In choosing Cordray for the top post, Obama passed over Warren, who has been tasked to set up the new agency and was favored by union and consumer groups to assume the helm when it opens officially July 21. Warren said Cordray would make “a stellar” director.
“Richard Cordray has spent his career advocating for middle-class families, from his tenure as Ohio’s attorney general to his most recent role as heading up the enforcement division at the CFPB and looking out for ordinary people in our financial system,” Obama said in a statement yesterday.
By all accounts, Cordray is well-equipped to deal with the banks, and he has Warren's approval (although, given that she's a fantastic team player, she was unlikely to condemn the choice):
Rich will be a strong leader for this agency. He has a proven track record of fighting for families during his time as head of the CFPB enforcement division, as Attorney General of Ohio, and throughout his career. He was one of the first senior executives I recruited for the agency, and his hard work and deep commitment make it clear he can make many important contributions in leading it. Rich is smart, he is tough, and he will make a stellar Director. I am very pleased for him and very pleased for the CFPB.

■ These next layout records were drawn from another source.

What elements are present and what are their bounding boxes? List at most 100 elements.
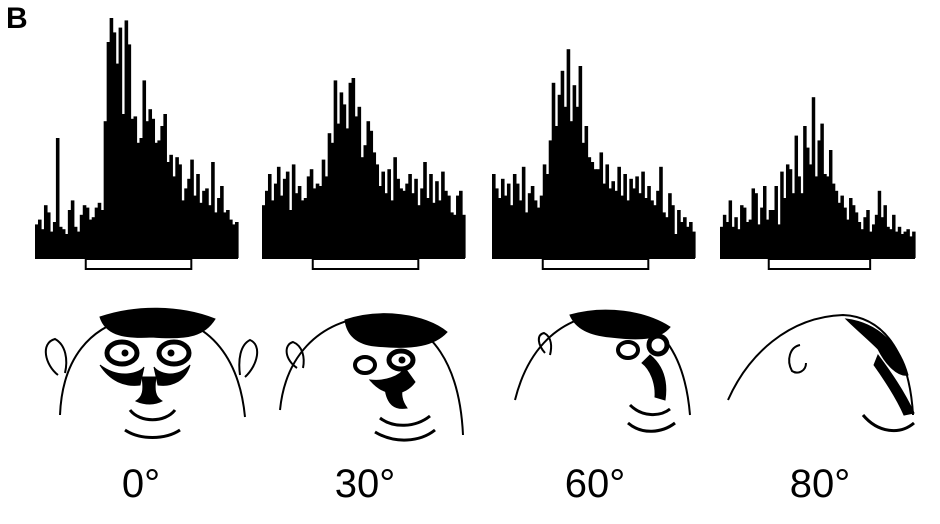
bar: [354, 116, 359, 259]
bar: [408, 174, 412, 258]
bar: [390, 200, 394, 258]
bar: [871, 224, 876, 258]
monkey-face-frontal: [44, 307, 259, 439]
bar: [226, 210, 230, 258]
bar: [545, 174, 550, 258]
bar: [740, 205, 744, 258]
bar: [883, 205, 887, 258]
bar: [629, 178, 633, 258]
bar: [877, 190, 882, 258]
bar: [506, 183, 511, 258]
bar: [677, 210, 681, 258]
bar: [321, 159, 326, 258]
bar: [52, 222, 57, 258]
bar: [124, 20, 129, 259]
bar: [190, 159, 194, 258]
bar: [196, 174, 200, 258]
bar: [771, 210, 776, 258]
bar: [751, 188, 756, 258]
angle-label-60: 60°: [564, 462, 626, 506]
bar: [650, 200, 654, 258]
bar: [722, 214, 727, 258]
bar: [641, 171, 645, 258]
bar: [79, 214, 84, 258]
monkey-face-60deg: [514, 309, 691, 433]
bar: [521, 166, 526, 258]
bar: [178, 164, 182, 258]
bar: [575, 106, 580, 258]
bar: [187, 178, 191, 258]
bar: [605, 164, 610, 258]
bar: [760, 207, 764, 258]
bar: [840, 195, 844, 258]
bar: [880, 217, 885, 258]
bar: [160, 126, 164, 258]
bar: [447, 195, 451, 258]
bar: [441, 171, 445, 258]
bar: [590, 162, 595, 258]
bar: [874, 214, 879, 258]
bar: [133, 116, 138, 259]
stimulus-bar: [541, 258, 650, 270]
bar: [785, 164, 790, 258]
bar: [399, 188, 403, 258]
bar: [46, 212, 51, 258]
bar: [831, 183, 836, 258]
bar: [330, 142, 335, 258]
bar: [411, 193, 415, 258]
bar: [897, 226, 902, 258]
bar: [497, 198, 502, 258]
bar: [763, 186, 767, 258]
bar: [357, 106, 362, 258]
bar: [121, 114, 126, 258]
bar: [420, 188, 424, 258]
bar: [851, 205, 856, 258]
bar: [783, 198, 787, 258]
histogram-2: [492, 49, 696, 270]
bar: [303, 198, 308, 258]
bar: [503, 195, 508, 258]
bar: [112, 32, 117, 259]
bar: [172, 176, 176, 258]
bar: [557, 94, 562, 258]
bar: [608, 188, 613, 258]
bar: [509, 205, 514, 258]
bar: [154, 142, 158, 258]
bar: [548, 140, 553, 258]
monkey-face-80deg: [727, 313, 915, 432]
bar: [67, 210, 72, 258]
bar: [674, 234, 678, 258]
bar: [774, 186, 778, 258]
bar: [892, 214, 896, 258]
angle-label-80: 80°: [789, 462, 851, 506]
bar: [680, 222, 684, 258]
bar: [100, 210, 105, 258]
bar: [900, 234, 905, 258]
bar: [378, 186, 383, 258]
bar: [602, 183, 607, 258]
bar: [450, 212, 454, 258]
bar: [142, 80, 147, 259]
bar: [279, 195, 284, 258]
bar: [175, 157, 179, 258]
stimulus-bar: [311, 258, 420, 270]
bar: [656, 190, 660, 258]
bar: [453, 214, 457, 258]
bar: [797, 176, 801, 258]
bar: [130, 118, 135, 258]
bar: [518, 200, 523, 258]
bar: [665, 217, 669, 258]
bar: [184, 188, 188, 258]
bar: [659, 166, 663, 258]
bar: [754, 193, 758, 258]
bar: [854, 212, 859, 258]
bar: [860, 229, 864, 258]
bar: [82, 205, 87, 258]
histogram-1: [262, 78, 466, 270]
bar: [363, 145, 368, 258]
bar: [312, 188, 317, 258]
bar: [235, 222, 239, 258]
bar: [360, 157, 365, 258]
angle-label-0: 0°: [121, 462, 161, 506]
bar: [94, 207, 99, 258]
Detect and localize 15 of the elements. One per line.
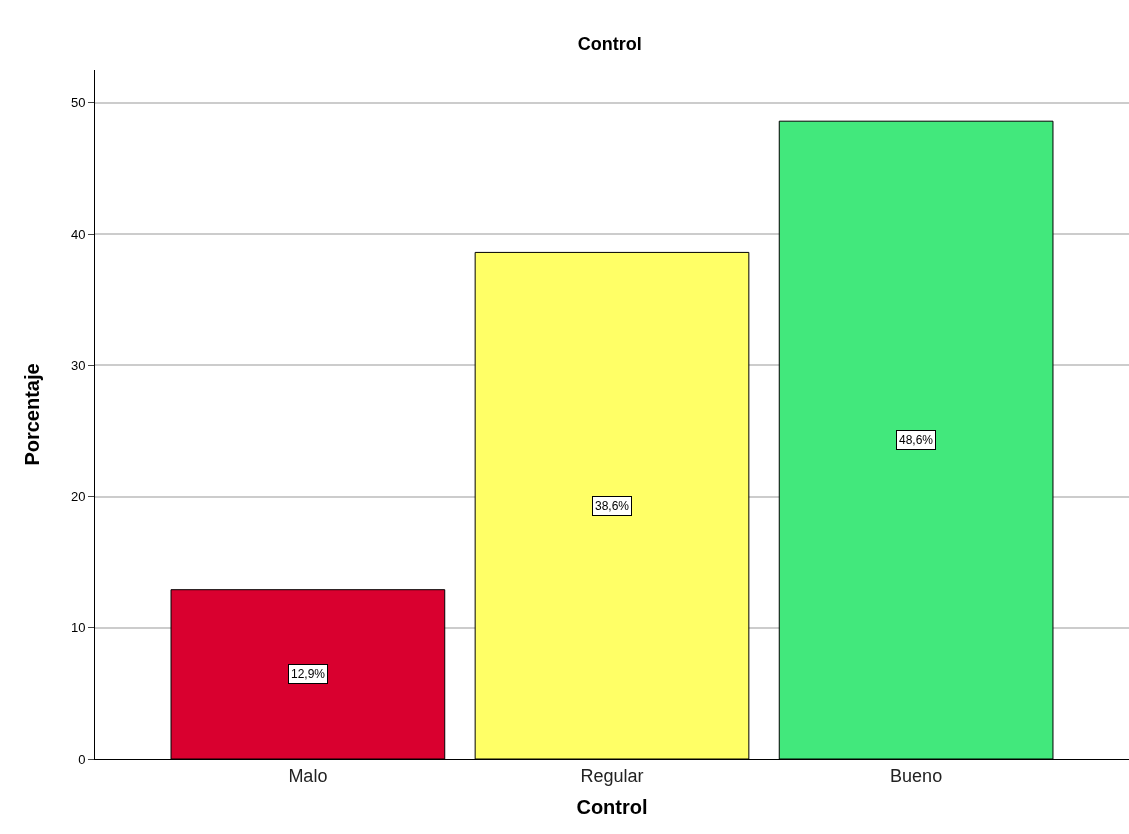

She does, however, point out the main problem for any nominee to the position: "this agency still has enemies in Washington, D.C. And they have a plan." Meteor Blades makes the same argument. Those enemies are Senate Republicans (backed by House Republicans and pretty much the entire financial industry, excepting community banks), and the plan is to hold hostage any nominee to the position until the agency is essentially gutted. That strategy held true particularly for Warren—they hate and fear her with an intensity that's verging on pathological. But they'll fight Cordray, too.
Because of that, it's both disappointing and completely understandable that Obama chose to bypass Warren. Making this agency the strong consumer watchdog Warren intended and designed it to be is going to take a major fight on the part of the administration and Treasury. In that sense, it would have been reassuring to see the president meeting that fight head on, to know that his commitment to the agency is unwavering and he'd take on all challenges.
But, as Ezra Klein points out, "The question isn’t who you want leading the CFPB for the foreseeable future. It’s who you want spending his or her time being stopped from leading the CFPB for the foreseeable future."
Warren, after all, has another option that she appears to be taking seriously: challenging Scott Brown in the 2012 election. For reasons I’ve outlined here and Bob Kuttner elaborates on here, there’s reason to think she would be a very effective candidate. But if she wants to do that, she can’t spend the next year being blocked from leading the Consumer Financial Protection Bureau. She has to spend at least part of it preparing for her candidacy.
Warren would be a formidable foe to the financial industry at CFPB. But she'd also be a true champion for the middle class in the Senate, a caucus that really needs some beefing up. Hopefully she is seriously considering that run. The country still needs her.